Linnaeus 5

Overview

The Linnaeus 5 dataset is a fine-grained image classification benchmark consisting of 8,000 RGB images across 5 classes: berry, bird, dog, flower, and other. Images are provided as 256×256 pixels. A unique feature of this dataset is the inclusion of a “negative” class (other) to test object recognition capabilities.

Train: 6,000 images (1,200 per class)
Test: 2,000 images (400 per class)

Data Structure

When accessing an example using ds[i], you will receive a dictionary with the following keys:

Key	Type	Description
`image`	`PIL.Image.Image`	256×256 RGB color image
`label`	int	Class label (0-4)

Usage Example

Basic Usage

from stable_datasets.images.linnaeus5 import Linnaeus5

# First run will download + prepare cache, then return the split as a HF Dataset
ds_train = Linnaeus5(split="train")
ds_test = Linnaeus5(split="test")

# If you omit the split (split=None), you get a DatasetDict with all available splits
ds_all = Linnaeus5(split=None)

sample = ds_train[0]
print(sample.keys())  # {"image", "label"}
print(f"Label: {sample['label']}") # e.g., 0 (Berry)

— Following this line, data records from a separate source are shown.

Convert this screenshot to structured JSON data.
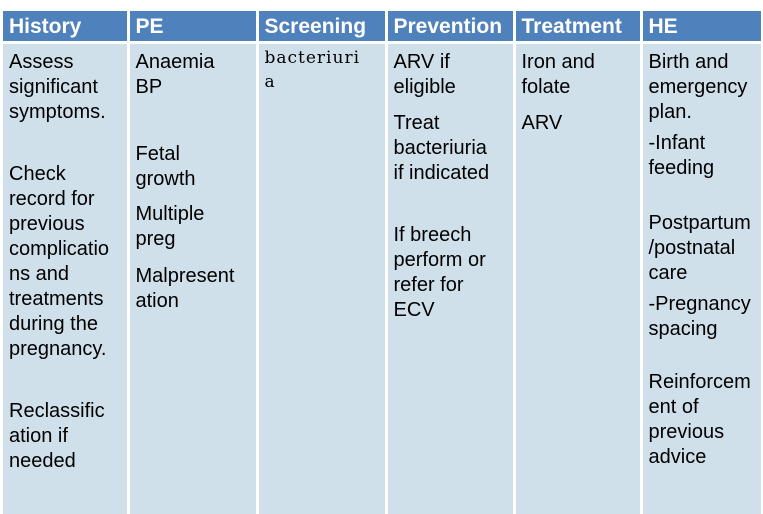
{
  "table": {
    "headers": [
      "History",
      "PE",
      "Screening",
      "Prevention",
      "Treatment",
      "HE"
    ],
    "columns": {
      "history": [
        "Assess\nsignificant\nsymptoms.",
        "Check\nrecord for\nprevious\ncomplicatio\nns and\ntreatments\nduring the\npregnancy.",
        "Reclassific\nation if\nneeded"
      ],
      "pe": [
        "Anaemia\nBP",
        "Fetal\ngrowth",
        "Multiple\npreg",
        "Malpresent\nation"
      ],
      "screening": [
        "bacteriuri\na"
      ],
      "prevention": [
        "ARV if\neligible",
        "Treat\nbacteriuria\nif indicated",
        "If breech\nperform or\nrefer for\nECV"
      ],
      "treatment": [
        "Iron and\nfolate",
        "ARV"
      ],
      "he": [
        "Birth and\nemergency\nplan.",
        "-Infant\nfeeding",
        "Postpartum\n/postnatal\ncare",
        "-Pregnancy\nspacing",
        "Reinforcem\nent of\nprevious\nadvice"
      ]
    }
  },
  "colors": {
    "header_bg": "#4f81bd",
    "header_text": "#ffffff",
    "cell_bg": "#d0e0ea",
    "cell_text": "#000000"
  }
}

# Optional: make it PyTorch-friendly
ds_train_torch = ds_train.with_format("torch")
ds_test_torch = ds_test.with_format("torch")

References

Official website: http://chaladze.com/l5/

Citation

@article{chaladze2017linnaeus,
  title={Linnaeus 5 dataset for machine learning},
  author={Chaladze, G and Kalatozishvili, L},
  journal={chaladze.com},
  year={2017}
}